Um pouco de “O Hospedeiro” misturado com “Okja”, pitadas de “Expresso do Amanhã” e um tempero de “Parasita”. “Mickey 17”, primeiro filme do premiado diretor sul-coreano Bong Joon Ho após os quatro Oscar de 2020, vai adiante olhando no retrovisor.

Dos primeiros filmes, temos os monstros, embora aqui em uma outra chave. Do terceiro, um planeta todo gelado, versão sideral da Groenlândia, e a nave gigantesca está no lugar do trem. Finalmente, do quarto, seu longa mais conhecido e laureado, ele pega as implicações políticas e sociais, desta vez tratadas sem muitas nuances.

As repetições não são um problema. Diretores muito celebrados, de Howard Hawks a Hong Sang Soo, passando por Yasujiro Ozu e Éric Rohmer, trabalharam com muitas repetições em suas filmografias. O que importa é o que cada cineasta extrai dessas repetições. Bong Joon Ho está bem abaixo de todos os citados, mas tem estofo para alguma criatividade dentro do já visto.

O filme é baseado no livro “Mickey7”, de Edward Ashton.

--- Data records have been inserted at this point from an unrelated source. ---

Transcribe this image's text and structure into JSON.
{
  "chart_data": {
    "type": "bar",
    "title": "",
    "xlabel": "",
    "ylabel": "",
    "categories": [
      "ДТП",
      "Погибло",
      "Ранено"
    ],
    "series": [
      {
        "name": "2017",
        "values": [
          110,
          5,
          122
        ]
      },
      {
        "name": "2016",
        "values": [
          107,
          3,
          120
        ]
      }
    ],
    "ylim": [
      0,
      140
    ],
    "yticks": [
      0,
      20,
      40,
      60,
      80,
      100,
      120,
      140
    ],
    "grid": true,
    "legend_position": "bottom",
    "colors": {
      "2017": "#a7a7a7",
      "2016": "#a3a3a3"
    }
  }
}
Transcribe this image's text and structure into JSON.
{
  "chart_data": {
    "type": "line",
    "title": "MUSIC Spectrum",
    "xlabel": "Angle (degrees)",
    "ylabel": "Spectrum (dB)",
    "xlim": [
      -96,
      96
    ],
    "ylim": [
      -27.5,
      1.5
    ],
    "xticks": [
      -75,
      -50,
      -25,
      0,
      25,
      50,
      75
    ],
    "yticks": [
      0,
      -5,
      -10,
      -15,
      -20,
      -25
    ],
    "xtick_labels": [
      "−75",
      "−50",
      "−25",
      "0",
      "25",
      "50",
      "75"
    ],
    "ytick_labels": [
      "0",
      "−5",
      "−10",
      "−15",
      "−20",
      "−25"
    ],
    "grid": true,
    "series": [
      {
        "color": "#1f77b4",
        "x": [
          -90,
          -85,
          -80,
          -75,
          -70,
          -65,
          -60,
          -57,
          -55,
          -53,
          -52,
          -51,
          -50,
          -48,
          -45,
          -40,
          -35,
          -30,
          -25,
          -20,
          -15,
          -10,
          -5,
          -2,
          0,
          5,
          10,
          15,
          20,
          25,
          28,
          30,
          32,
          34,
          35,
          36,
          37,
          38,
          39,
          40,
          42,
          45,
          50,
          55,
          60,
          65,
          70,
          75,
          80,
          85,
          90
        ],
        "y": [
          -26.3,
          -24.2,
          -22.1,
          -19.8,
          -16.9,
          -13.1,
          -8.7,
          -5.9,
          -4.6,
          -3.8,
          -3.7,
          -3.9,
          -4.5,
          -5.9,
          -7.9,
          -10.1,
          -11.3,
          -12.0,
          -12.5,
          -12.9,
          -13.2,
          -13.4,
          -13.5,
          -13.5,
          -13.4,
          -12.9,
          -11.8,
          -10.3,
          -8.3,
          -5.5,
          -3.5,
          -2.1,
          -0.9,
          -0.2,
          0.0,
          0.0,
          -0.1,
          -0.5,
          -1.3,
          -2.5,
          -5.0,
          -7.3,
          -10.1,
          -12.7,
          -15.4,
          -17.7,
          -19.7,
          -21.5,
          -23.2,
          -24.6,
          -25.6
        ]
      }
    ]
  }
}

Estamos num futuro indefinido. Um trilionário explorador —de planetas, de gente, de tudo— cria um experimento para povoar um planeta distante e muito gelado. As pessoas morrem, mas são impressas novamente, com um tratamento que reestabelece seus fluidos corporais, suas memórias, sua alma.

Robert Pattinson é Mickey Barnes, rapaz perseguido por agiotas que resolve se alistar no programa de descartáveis do trilionário para escapar de uma morte definitiva na Terra. Quando o filme começa, vemos a décima sétima versão de Mickey, num momento em que ele está prestes a morrer novamente.

Em flashbacks bem-humorados, ele nos conta das outras vidas, e de como era sempre impresso e cuspido da máquina. São momentos cômicos, com seu corpo mole caindo do que parece ser uma máquina de tomografia, mas na verdade é a máquina de imprimir descartáveis.

Interessante que essa ideia remeta a uma certa inocência da ficção científica, uma visão de futuro que existia até mais ou menos os anos 1930, porque ela irá contrastar com outras implicações, mais contemporâneas —a normalização da bissexualidade, a iminente escassez de água e comida natural, o aquecimento global, o problema das drogas.

O drama começa quando Mickey 17, que todo mundo presumia devorado pelos monstros do planeta gelado, volta e descobre que já imprimiram o Mickey 18. Logo, um deles precisa morrer, pois múltiplos foram proibidos desde que um espertinho os usou para cometer crimes.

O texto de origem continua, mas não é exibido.